即:指定一视频的路径,指定检测结果新新品和中间产生的临时帧的存放位置,进行  帧获取+  model检测+画框+另存为新帧 + 拼成新video.

(这个视频43秒,63M,.avi 格式。

   产生的框好的新视频为 41秒, 55帧每秒, 6.9G,.avi 格式,每帧400kb左右 )

效果如下,原视频对比我就不放了,,因为每秒55帧,所以流畅感没啥问题。

代码有一些潜在的问题: 

1  .avi格式产生的新视频size 好大,63M 成了6.9G ,而且这个代码仅支持.avi格式。

2 因为是一个视频,不知道原视频帧率,所以新视频指定帧率后,时长有一丢丢差异。

3 处理速度感人 (中间有很多帧s的磁盘读写操作,,严重拉垮了速度。 model detect 速度使用GPU还是很快的,真要用实时的,不用把帧和新帧存起来,直接走内存display)
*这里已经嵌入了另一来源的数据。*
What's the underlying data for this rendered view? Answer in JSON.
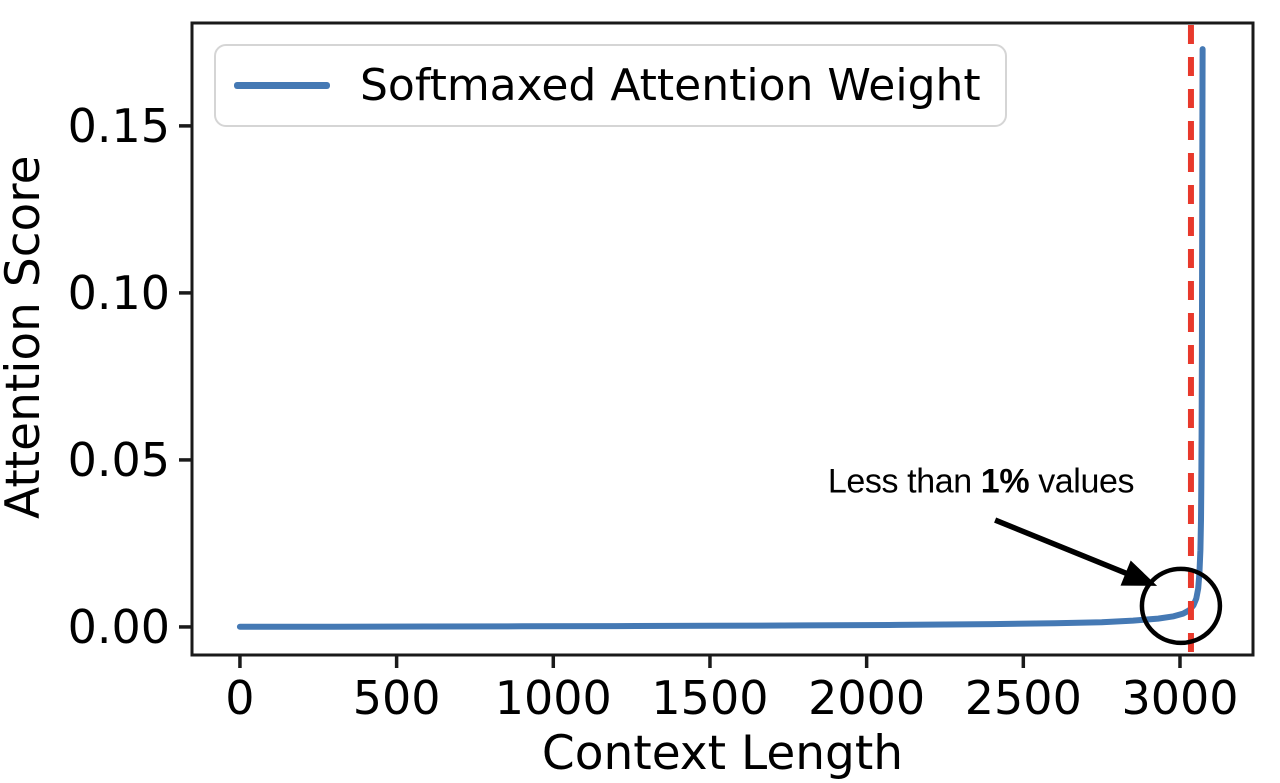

代码如下 (新建一个darknet_video.py文件): 

from ctypes import *
import math
import random
import cv2
import os


def sample(probs):
    s = sum(probs)
    probs = [a / s for a in probs]
    r = random.uniform(0, 1)
    for i in range(len(probs)):
        r = r - probs[i]
        if r <= 0:
            return i
    return len(probs) - 1


def c_array(ctype, values):
    arr = (ctype * len(values))()
    arr[:] = values
    return arr


class BOX(Structure):
    _fields_ = [("x", c_float),
                ("y", c_float),
                ("w", c_float),
                ("h", c_float)]


class DETECTION(Structure):
    _fields_ = [("bbox", BOX),
                ("classes", c_int),
                ("prob", POINTER(c_float)),
                ("mask", POINTER(c_float)),
                ("objectness", c_float),
                ("sort_class", c_int)]


class IMAGE(Structure):
    _fields_ = [("w", c_int),
                ("h", c_int),
                ("c", c_int),
                ("data", POINTER(c_float))]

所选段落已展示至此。